Materials and Methods
Total RNA was extracted from the salivary glands, scent glands and skin of two adult corn snakes (Pantherophis guttatus), rough green snakes (Opheodrys aestivus), royal pythons (Python regius) and leopard geckos (Eublepharis macularius). Only a single corn snake skin sample provided RNA of high enough quality for sequencing. RNA samples for painted saw-scaled vipers (Echis coloratus) were extracted from the skin, scent glands, kidney and brain of two adult specimens, and liver and ovary samples were extracted from one adult individual. Venom glands from four adult individuals were taken at different time points following venom extraction (16, 24 and 48 hours post-milking) in order to capture the full diversity of venom genes. All RNA extractions were carried out using the RNeasy mini kit (Qiagen) with on-column DNase digestion. mRNA was prepared for sequencing using the TruSeq RNA sample preparation kit (Illumina) with a selected fragment size of 200-500bp and sequenced using 100bp paired-end reads on the Illumina HiSeq2000 or HiSeq2500 platform. The quality of all raw sequence data was assessed using FastQC (Andrews 2010) and reads for each tissue pooled and assembled using Trinity (Grabherr et al. 2011) (sequence and assembly metrics are provided in Supplementary tables S1 and S2). Venom genes were identified by BLAST (Camacho et al. 2009) and maximum-likelihood-based phylogenetic analysis and tissue distribution identified by BLAST-based searches of assembled transcriptomes.

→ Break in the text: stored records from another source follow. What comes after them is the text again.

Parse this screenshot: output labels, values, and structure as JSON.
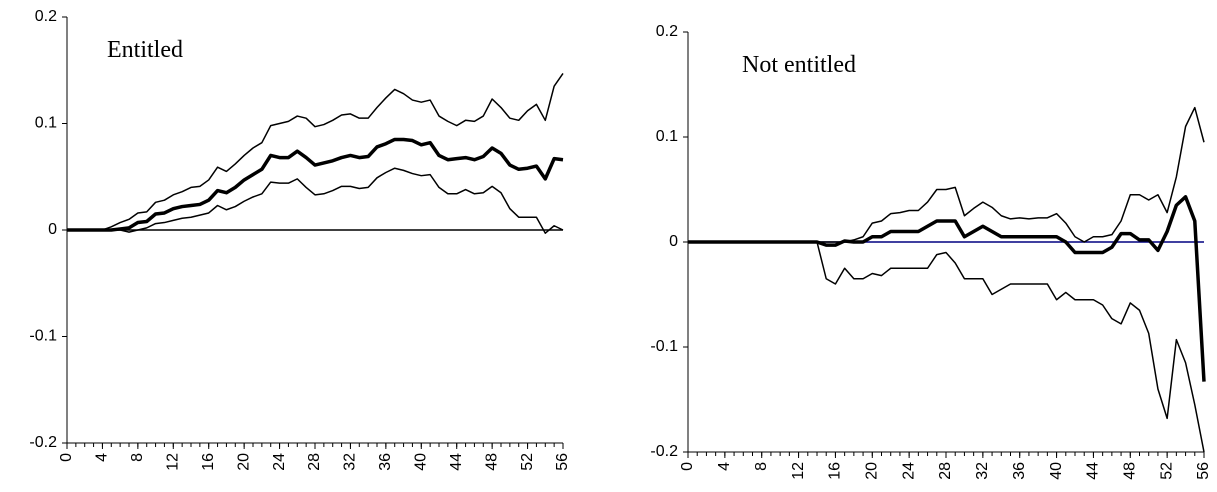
{
  "chart_data": [
    {
      "type": "line",
      "annotation": "Entitled",
      "zero_line_color": "#000000",
      "x": [
        0,
        1,
        2,
        3,
        4,
        5,
        6,
        7,
        8,
        9,
        10,
        11,
        12,
        13,
        14,
        15,
        16,
        17,
        18,
        19,
        20,
        21,
        22,
        23,
        24,
        25,
        26,
        27,
        28,
        29,
        30,
        31,
        32,
        33,
        34,
        35,
        36,
        37,
        38,
        39,
        40,
        41,
        42,
        43,
        44,
        45,
        46,
        47,
        48,
        49,
        50,
        51,
        52,
        53,
        54,
        55,
        56
      ],
      "xlim": [
        0,
        56
      ],
      "xticks": [
        0,
        4,
        8,
        12,
        16,
        20,
        24,
        28,
        32,
        36,
        40,
        44,
        48,
        52,
        56
      ],
      "xminorticks": [
        0,
        1,
        2,
        3,
        4,
        5,
        6,
        7,
        8,
        9,
        10,
        11,
        12,
        13,
        14,
        15,
        16,
        17,
        18,
        19,
        20,
        21,
        22,
        23,
        24,
        25,
        26,
        27,
        28,
        29,
        30,
        31,
        32,
        33,
        34,
        35,
        36,
        37,
        38,
        39,
        40,
        41,
        42,
        43,
        44,
        45,
        46,
        47,
        48,
        49,
        50,
        51,
        52,
        53,
        54,
        55,
        56
      ],
      "ylim": [
        -0.2,
        0.2
      ],
      "yticks": [
        -0.2,
        -0.1,
        0,
        0.1,
        0.2
      ],
      "series": [
        {
          "color": "#000000",
          "width": 1.5,
          "values": [
            0,
            0,
            0,
            0,
            0,
            0.003,
            0.007,
            0.01,
            0.016,
            0.017,
            0.026,
            0.028,
            0.033,
            0.036,
            0.04,
            0.041,
            0.047,
            0.059,
            0.055,
            0.062,
            0.07,
            0.077,
            0.082,
            0.098,
            0.1,
            0.102,
            0.107,
            0.105,
            0.097,
            0.099,
            0.103,
            0.108,
            0.109,
            0.105,
            0.105,
            0.115,
            0.124,
            0.132,
            0.128,
            0.122,
            0.12,
            0.122,
            0.107,
            0.102,
            0.098,
            0.103,
            0.102,
            0.107,
            0.123,
            0.115,
            0.105,
            0.103,
            0.112,
            0.118,
            0.103,
            0.135,
            0.147
          ]
        },
        {
          "color": "#000000",
          "width": 3.5,
          "values": [
            0,
            0,
            0,
            0,
            0,
            0,
            0.001,
            0.002,
            0.007,
            0.008,
            0.015,
            0.016,
            0.02,
            0.022,
            0.023,
            0.024,
            0.028,
            0.037,
            0.035,
            0.04,
            0.047,
            0.052,
            0.057,
            0.07,
            0.068,
            0.068,
            0.074,
            0.068,
            0.061,
            0.063,
            0.065,
            0.068,
            0.07,
            0.068,
            0.069,
            0.078,
            0.081,
            0.085,
            0.085,
            0.084,
            0.08,
            0.082,
            0.07,
            0.066,
            0.067,
            0.068,
            0.066,
            0.069,
            0.077,
            0.072,
            0.061,
            0.057,
            0.058,
            0.06,
            0.048,
            0.067,
            0.066
          ]
        },
        {
          "color": "#000000",
          "width": 1.5,
          "values": [
            0,
            0,
            0,
            0,
            0,
            0,
            0,
            -0.002,
            0,
            0.002,
            0.006,
            0.007,
            0.009,
            0.011,
            0.012,
            0.014,
            0.016,
            0.023,
            0.019,
            0.022,
            0.027,
            0.031,
            0.034,
            0.045,
            0.044,
            0.044,
            0.048,
            0.04,
            0.033,
            0.034,
            0.037,
            0.041,
            0.041,
            0.039,
            0.04,
            0.049,
            0.054,
            0.058,
            0.056,
            0.053,
            0.051,
            0.052,
            0.04,
            0.034,
            0.034,
            0.038,
            0.034,
            0.035,
            0.041,
            0.035,
            0.02,
            0.012,
            0.012,
            0.012,
            -0.003,
            0.004,
            0
          ]
        }
      ]
    },
    {
      "type": "line",
      "annotation": "Not entitled",
      "zero_line_color": "#000080",
      "x": [
        0,
        1,
        2,
        3,
        4,
        5,
        6,
        7,
        8,
        9,
        10,
        11,
        12,
        13,
        14,
        15,
        16,
        17,
        18,
        19,
        20,
        21,
        22,
        23,
        24,
        25,
        26,
        27,
        28,
        29,
        30,
        31,
        32,
        33,
        34,
        35,
        36,
        37,
        38,
        39,
        40,
        41,
        42,
        43,
        44,
        45,
        46,
        47,
        48,
        49,
        50,
        51,
        52,
        53,
        54,
        55,
        56
      ],
      "xlim": [
        0,
        56
      ],
      "xticks": [
        0,
        4,
        8,
        12,
        16,
        20,
        24,
        28,
        32,
        36,
        40,
        44,
        48,
        52,
        56
      ],
      "xminorticks": [
        0,
        1,
        2,
        3,
        4,
        5,
        6,
        7,
        8,
        9,
        10,
        11,
        12,
        13,
        14,
        15,
        16,
        17,
        18,
        19,
        20,
        21,
        22,
        23,
        24,
        25,
        26,
        27,
        28,
        29,
        30,
        31,
        32,
        33,
        34,
        35,
        36,
        37,
        38,
        39,
        40,
        41,
        42,
        43,
        44,
        45,
        46,
        47,
        48,
        49,
        50,
        51,
        52,
        53,
        54,
        55,
        56
      ],
      "ylim": [
        -0.2,
        0.2
      ],
      "yticks": [
        -0.2,
        -0.1,
        0,
        0.1,
        0.2
      ],
      "series": [
        {
          "color": "#000000",
          "width": 1.5,
          "values": [
            0,
            0,
            0,
            0,
            0,
            0,
            0,
            0,
            0,
            0,
            0,
            0,
            0,
            0,
            0,
            0,
            0,
            0,
            0.002,
            0.005,
            0.018,
            0.02,
            0.027,
            0.028,
            0.03,
            0.03,
            0.038,
            0.05,
            0.05,
            0.052,
            0.025,
            0.032,
            0.038,
            0.033,
            0.025,
            0.022,
            0.023,
            0.022,
            0.023,
            0.023,
            0.027,
            0.018,
            0.005,
            0,
            0.005,
            0.005,
            0.007,
            0.02,
            0.045,
            0.045,
            0.04,
            0.045,
            0.028,
            0.062,
            0.11,
            0.128,
            0.095
          ]
        },
        {
          "color": "#000000",
          "width": 3.5,
          "values": [
            0,
            0,
            0,
            0,
            0,
            0,
            0,
            0,
            0,
            0,
            0,
            0,
            0,
            0,
            0,
            -0.003,
            -0.003,
            0.001,
            0,
            0,
            0.005,
            0.005,
            0.01,
            0.01,
            0.01,
            0.01,
            0.015,
            0.02,
            0.02,
            0.02,
            0.005,
            0.01,
            0.015,
            0.01,
            0.005,
            0.005,
            0.005,
            0.005,
            0.005,
            0.005,
            0.005,
            0,
            -0.01,
            -0.01,
            -0.01,
            -0.01,
            -0.005,
            0.008,
            0.008,
            0.002,
            0.002,
            -0.008,
            0.01,
            0.035,
            0.043,
            0.02,
            -0.133
          ]
        },
        {
          "color": "#000000",
          "width": 1.5,
          "values": [
            0,
            0,
            0,
            0,
            0,
            0,
            0,
            0,
            0,
            0,
            0,
            0,
            0,
            0,
            0,
            -0.035,
            -0.04,
            -0.025,
            -0.035,
            -0.035,
            -0.03,
            -0.032,
            -0.025,
            -0.025,
            -0.025,
            -0.025,
            -0.025,
            -0.012,
            -0.01,
            -0.02,
            -0.035,
            -0.035,
            -0.035,
            -0.05,
            -0.045,
            -0.04,
            -0.04,
            -0.04,
            -0.04,
            -0.04,
            -0.055,
            -0.048,
            -0.055,
            -0.055,
            -0.055,
            -0.06,
            -0.073,
            -0.078,
            -0.058,
            -0.065,
            -0.087,
            -0.14,
            -0.168,
            -0.093,
            -0.115,
            -0.155,
            -0.2
          ]
        }
      ]
    }
  ]
}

Transcriptome reads were deposited in the European Nucleotide Archive (ENA) database under accession #ERP001222 and the Sequence Read Archive (SRA) under the study accession #SRP042007.
Acknowledgements
The authors wish to thank R. Morgan, A. Barlow and C. Wüster for technical assistance and S. Webster and W. Wüster for comments on the manuscript. We would also like to acknowledge the always enthusiastic help and support of the late Ashley Tweedale. We are very grateful to the staff of High Performance Computing (HPC) Wales for enabling and supporting our access to their systems. This work was partially supported by a Royal Society Research Grant awarded to JFM (grant number RG100514) and Wellcome Trust funding to DWL (grant number 098051). JFM, MJH and MTS are supported by the Biosciences, Environment and Agriculture Alliance (BEAA) between Bangor University and Aberystwyth University and ADH is funded by a Bangor University 125th Anniversary Studentship.